Le régime de ces mesures est dorénavant prévu par la loi n° 2022-46 du 22 janvier 2022 et par un décret d’application pris quelques semaines plus tard (Décr. n° 2022-419 du 23 mars 2022, JO 25 mars, Dalloz actualité, 29 mars 2022, obs. C. Hélaine). Ces textes sont une accalmie après une période de très forte instabilité (Civ. 1re, QPC, 5 mars 2020, n° 19-40.039, Dalloz actualité, 15 avr. 2020, obs. C. Hélaine ; Cons. const. 19 juin 2020, n° 2020-844 QPC, Dalloz actualité, 16 juill. 2020, obs. D. Goetz ; AJDA 2020. 1265
; D. 2020. 1559, et les obs.
, note K. Sferlazzo-Boubli
; ibid. 2021. 1308, obs. E. Debaets et N. Jacquinot
; RTD civ. 2020. 853, obs. A.-M. Leroyer
; sur les décis. de 2021, Civ. 1re, QPC, 1er avr. 2021, n° 21-40.001, Dalloz actualité, 15 avr. 2021, obs. C. Hélaine ; RTD civ. 2021. 380, obs. A.-M. Leroyer
; Cons. const. 4 juin 2021, n° 2021-912/913/914 QPC, AJDA 2021. 1176
; D. 2021. 1324, et les obs.
, note K. Sferlazzo-Boubli
). Dans une décision M. Sami G. et autres rendue l’année dernière, le Conseil constitutionnel a jugé que les deux premières phrases du paragraphe I de l’article L. 3222-5-1 du code de la santé publique sont conformes à la Constitution en répondant à deux questions prioritaires de constitutionnalité transmises par la Cour de cassation (Cons. const. 31 mars 2023, n° 2023-1040/1041 QPC, Dalloz actualité, 6 avr. 2023, obs. C. Hélaine ; D. 2023. 762
, note L. Bodet et V. Tellier-Cayrol
; Civ. 1re, 26 janv. 2023, nos 22-40.019 et 22-40.021, Dalloz actualité, 31 janv. 2023, obs. C. Hélaine).

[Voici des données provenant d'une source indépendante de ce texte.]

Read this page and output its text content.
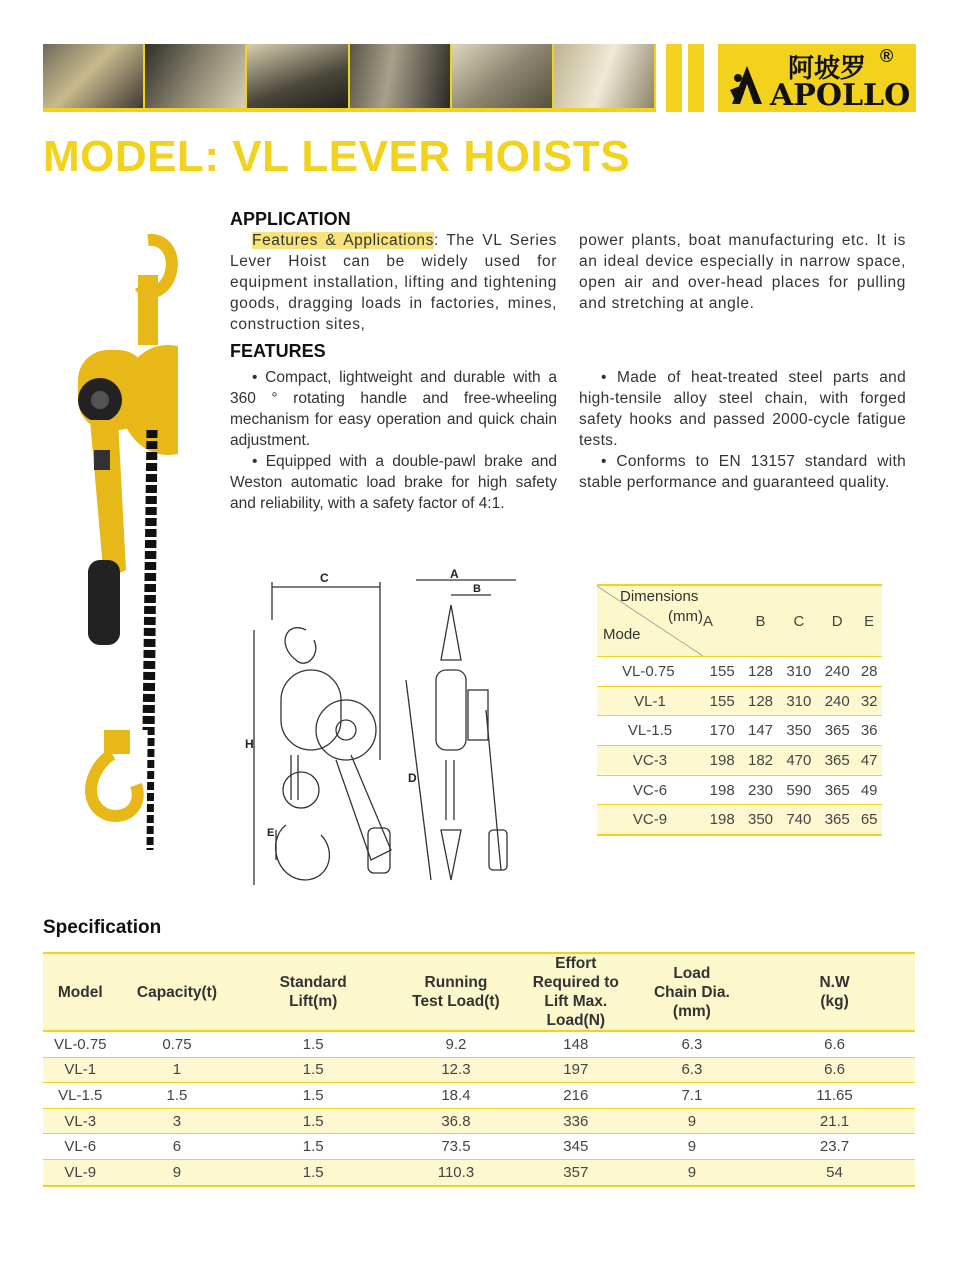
阿坡罗 ®
APOLLO
MODEL: VL LEVER HOISTS
APPLICATION
Features & Applications: The VL Series Lever Hoist can be widely used for equipment installation, lifting and tightening goods, dragging loads in factories, mines, construction sites,
power plants, boat manufacturing etc. It is an ideal device especially in narrow space, open air and over-head places for pulling and stretching at angle.
FEATURES
• Compact, lightweight and durable with a 360 ° rotating handle and free-wheeling mechanism for easy operation and quick chain adjustment.
• Equipped with a double-pawl brake and Weston automatic load brake for high safety and reliability, with a safety factor of 4:1.
• Made of heat-treated steel parts and high-tensile alloy steel chain, with forged safety hooks and passed 2000-cycle fatigue tests.
• Conforms to EN 13157 standard with stable performance and guaranteed quality.
C	A
B
H
D
E
Dimensions
(mm)
Mode	A	B	C	D	E
VL-0.75	155	128	310	240	28
VL-1	155	128	310	240	32
VL-1.5	170	147	350	365	36
VC-3	198	182	470	365	47
VC-6	198	230	590	365	49
VC-9	198	350	740	365	65
Specification
Model	Capacity(t)	Standard Lift(m)	Running Test Load(t)	Effort Required to Lift Max. Load(N)	Load Chain Dia.(mm)	N.W (kg)
VL-0.75	0.75	1.5	9.2	148	6.3	6.6
VL-1	1	1.5	12.3	197	6.3	6.6
VL-1.5	1.5	1.5	18.4	216	7.1	11.65
VL-3	3	1.5	36.8	336	9	21.1
VL-6	6	1.5	73.5	345	9	23.7
VL-9	9	1.5	110.3	357	9	54
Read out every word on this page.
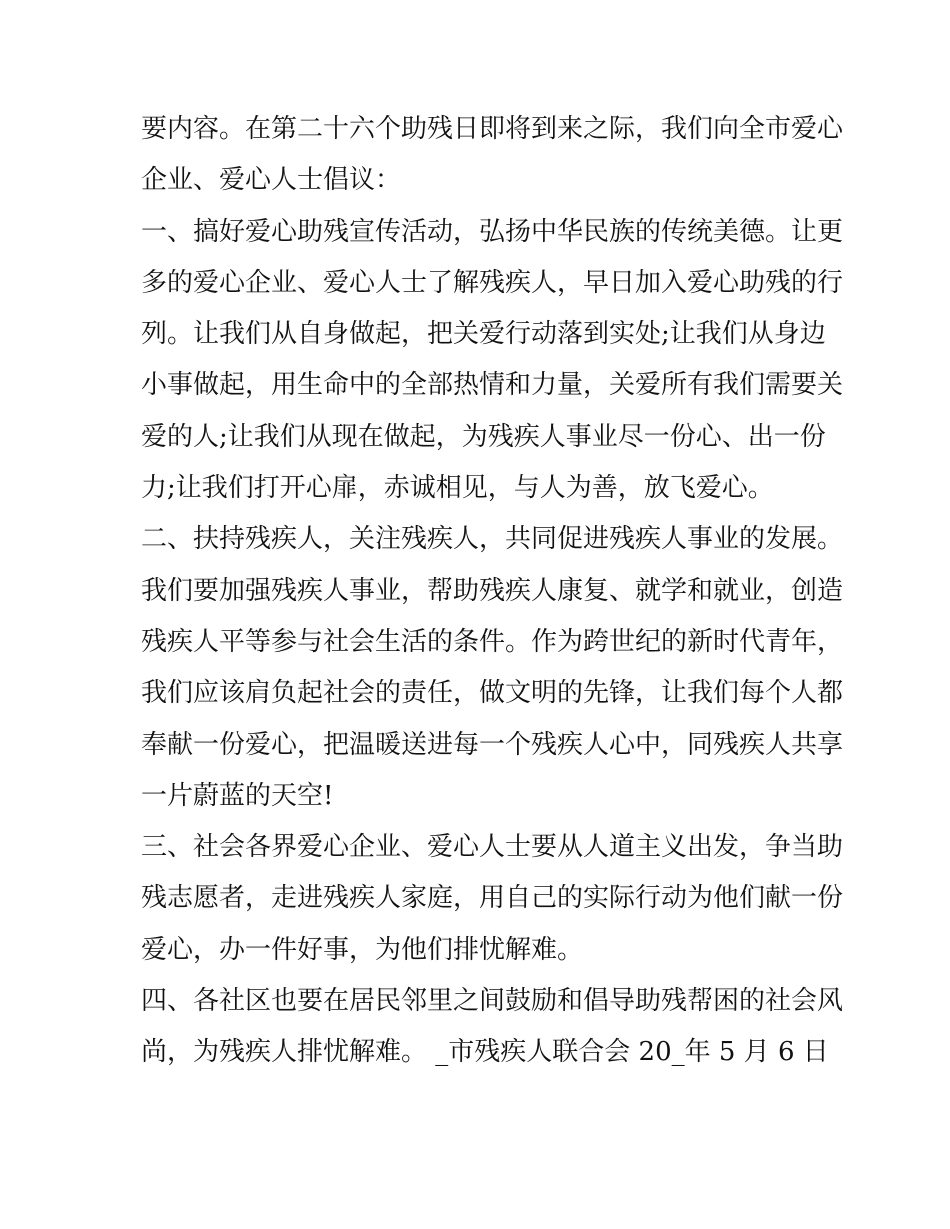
要内容。在第二十六个助残日即将到来之际，我们向全市爱心
企业、爱心人士倡议：
一、搞好爱心助残宣传活动，弘扬中华民族的传统美德。让更
多的爱心企业、爱心人士了解残疾人，早日加入爱心助残的行
列。让我们从自身做起，把关爱行动落到实处;让我们从身边
小事做起，用生命中的全部热情和力量，关爱所有我们需要关
爱的人;让我们从现在做起，为残疾人事业尽一份心、出一份
力;让我们打开心扉，赤诚相见，与人为善，放飞爱心。
二、扶持残疾人，关注残疾人，共同促进残疾人事业的发展。
我们要加强残疾人事业，帮助残疾人康复、就学和就业，创造
残疾人平等参与社会生活的条件。作为跨世纪的新时代青年，
我们应该肩负起社会的责任，做文明的先锋，让我们每个人都
奉献一份爱心，把温暖送进每一个残疾人心中，同残疾人共享
一片蔚蓝的天空!
三、社会各界爱心企业、爱心人士要从人道主义出发，争当助
残志愿者，走进残疾人家庭，用自己的实际行动为他们献一份
爱心，办一件好事，为他们排忧解难。
四、各社区也要在居民邻里之间鼓励和倡导助残帮困的社会风
尚，为残疾人排忧解难。 _市残疾人联合会 20_年 5 月 6 日
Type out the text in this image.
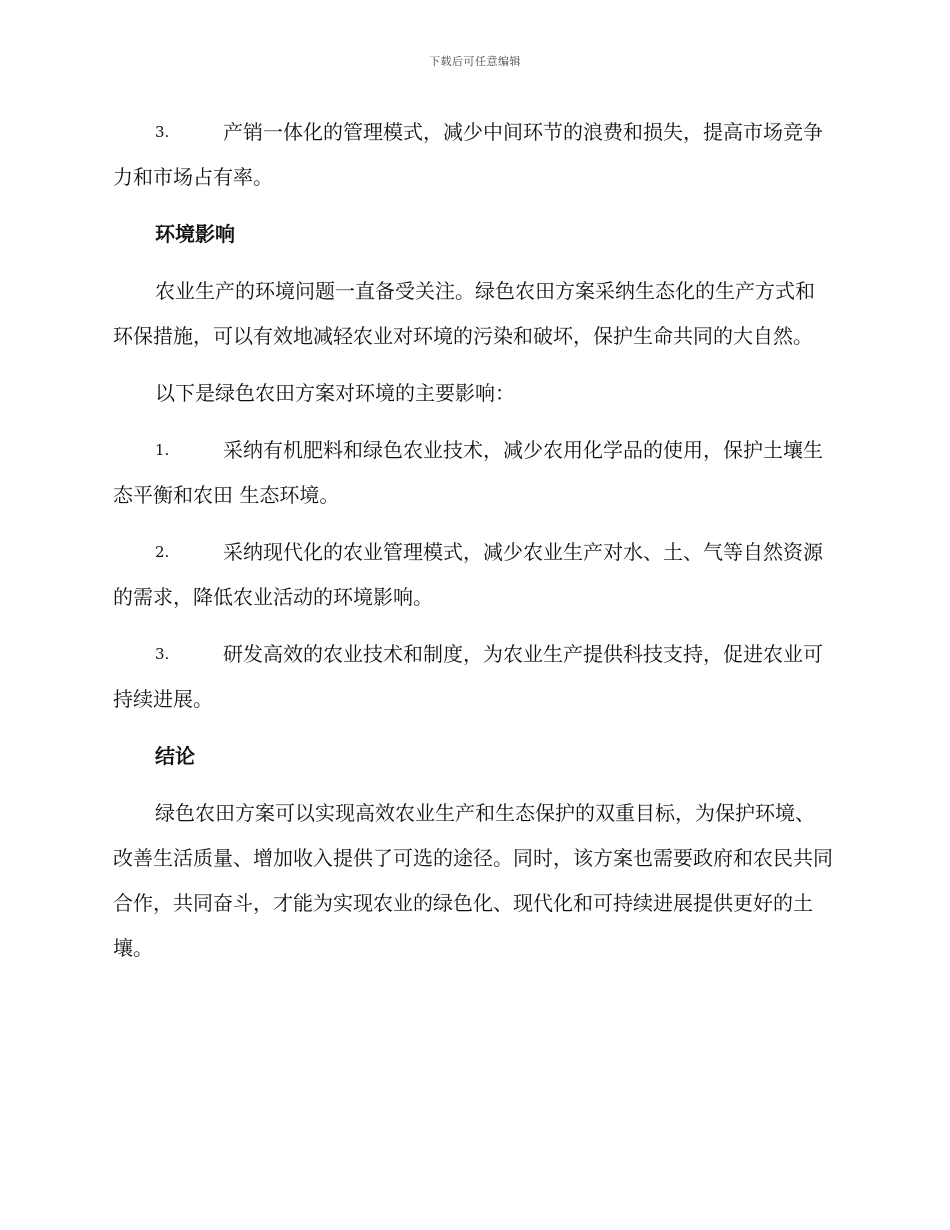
下载后可任意编辑

3.	产销一体化的管理模式，减少中间环节的浪费和损失，提高市场竞争力和市场占有率。

环境影响

农业生产的环境问题一直备受关注。绿色农田方案采纳生态化的生产方式和环保措施，可以有效地减轻农业对环境的污染和破坏，保护生命共同的大自然。

以下是绿色农田方案对环境的主要影响：

1.	采纳有机肥料和绿色农业技术，减少农用化学品的使用，保护土壤生态平衡和农田 生态环境。

2.	采纳现代化的农业管理模式，减少农业生产对水、土、气等自然资源的需求，降低农业活动的环境影响。

3.	研发高效的农业技术和制度，为农业生产提供科技支持，促进农业可持续进展。

结论

绿色农田方案可以实现高效农业生产和生态保护的双重目标，为保护环境、改善生活质量、增加收入提供了可选的途径。同时，该方案也需要政府和农民共同合作，共同奋斗，才能为实现农业的绿色化、现代化和可持续进展提供更好的土壤。
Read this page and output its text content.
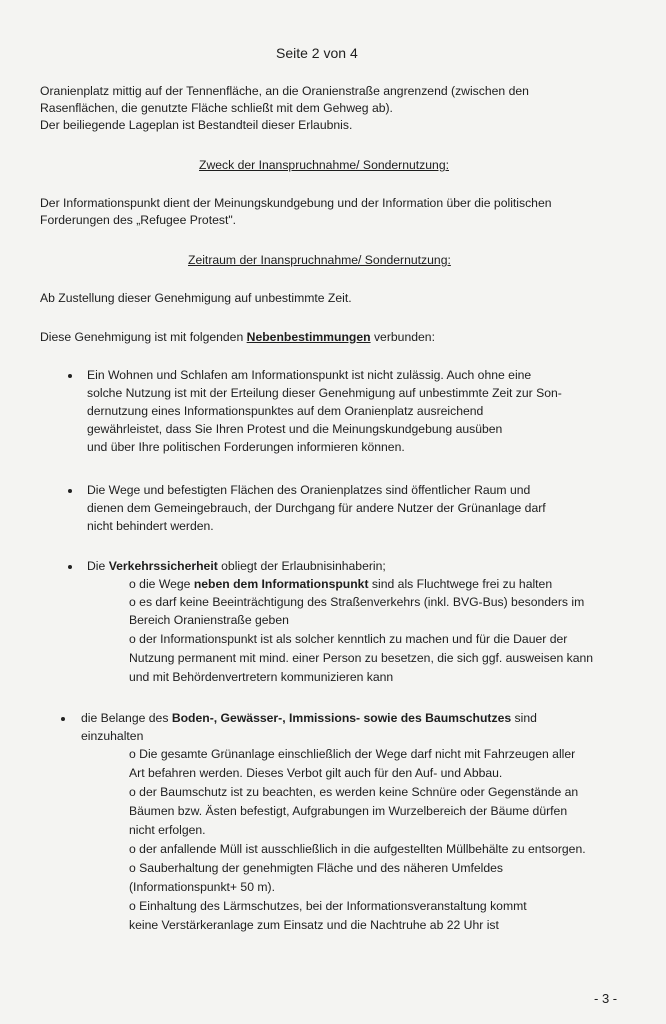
Seite 2 von 4
Oranienplatz mittig auf der Tennenfläche, an die Oranienstraße angrenzend (zwischen den
Rasenflächen, die genutzte Fläche schließt mit dem Gehweg ab).
Der beiliegende Lageplan ist Bestandteil dieser Erlaubnis.
Zweck der Inanspruchnahme/ Sondernutzung:
Der Informationspunkt dient der Meinungskundgebung und der Information über die politischen
Forderungen des „Refugee Protest".
Zeitraum der Inanspruchnahme/ Sondernutzung:
Ab Zustellung dieser Genehmigung auf unbestimmte Zeit.
Diese Genehmigung ist mit folgenden Nebenbestimmungen verbunden:
Ein Wohnen und Schlafen am Informationspunkt ist nicht zulässig. Auch ohne eine
solche Nutzung ist mit der Erteilung dieser Genehmigung auf unbestimmte Zeit zur Son-
dernutzung eines Informationspunktes auf dem Oranienplatz ausreichend
gewährleistet, dass Sie Ihren Protest und die Meinungskundgebung ausüben
und über Ihre politischen Forderungen informieren können.
Die Wege und befestigten Flächen des Oranienplatzes sind öffentlicher Raum und
dienen dem Gemeingebrauch, der Durchgang für andere Nutzer der Grünanlage darf
nicht behindert werden.
Die Verkehrssicherheit obliegt der Erlaubnisinhaberin;
o die Wege neben dem Informationspunkt sind als Fluchtwege frei zu halten
o es darf keine Beeinträchtigung des Straßenverkehrs (inkl. BVG-Bus) besonders im
Bereich Oranienstraße geben
o der Informationspunkt ist als solcher kenntlich zu machen und für die Dauer der
Nutzung permanent mit mind. einer Person zu besetzen, die sich ggf. ausweisen kann
und mit Behördenvertretern kommunizieren kann
die Belange des Boden-, Gewässer-, Immissions- sowie des Baumschutzes sind
einzuhalten
o Die gesamte Grünanlage einschließlich der Wege darf nicht mit Fahrzeugen aller
Art befahren werden. Dieses Verbot gilt auch für den Auf- und Abbau.
o der Baumschutz ist zu beachten, es werden keine Schnüre oder Gegenstände an
Bäumen bzw. Ästen befestigt, Aufgrabungen im Wurzelbereich der Bäume dürfen
nicht erfolgen.
o der anfallende Müll ist ausschließlich in die aufgestellten Müllbehälte zu entsorgen.
o Sauberhaltung der genehmigten Fläche und des näheren Umfeldes
(Informationspunkt+ 50 m).
o Einhaltung des Lärmschutzes, bei der Informationsveranstaltung kommt
keine Verstärkeranlage zum Einsatz und die Nachtruhe ab 22 Uhr ist
- 3 -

L’arrêt rendu le 26 juin 2024 est l’une des premières décisions publiées au Bulletin qui explore le sens et la portée de l’article L. 3222-5-1 du code de la santé publique, ce qui en fait une décision importante pour les praticiens (v. un avis, égal., que nous avons étudié dans ces colonnes, Civ. 1re, avis, 6 mars 2024, n° 23-70.017 P-B, Dalloz actualité, 12 mars 2024, obs. C. Hélaine ; D. 2024. 480
). Cette dernière intéresse non seulement le certificat médical indiquant les motifs médicaux qui peuvent faire obstacle à l’audition du patient par le juge mais aussi, et peut-être surtout, elle examine la computation des différents délais de vingt-quatre, quarante-huit et soixante-douze heures pour l’information et la saisine du juge des libertés et de la détention (JLD).
Les faits débutent par l’admission le 20 décembre 2022 d’une personne en soins psychiatriques sans consentement par décision du préfet. Il s’agit d’une hospitalisation complète, la précision étant utile pour la suite de l’étude. La mesure est maintenue le 30 décembre suivant par ordonnance du juge des libertés et de la détention. Le 8 janvier 2023, la patiente est transférée vers une unité hospitalière spécialement aménagée. Le 11 janvier 2023 à 17h58, celle-ci est placée à l’isolement et le 14 janvier suivant à 19h07, le JLD autorise le maintien dudit isolement.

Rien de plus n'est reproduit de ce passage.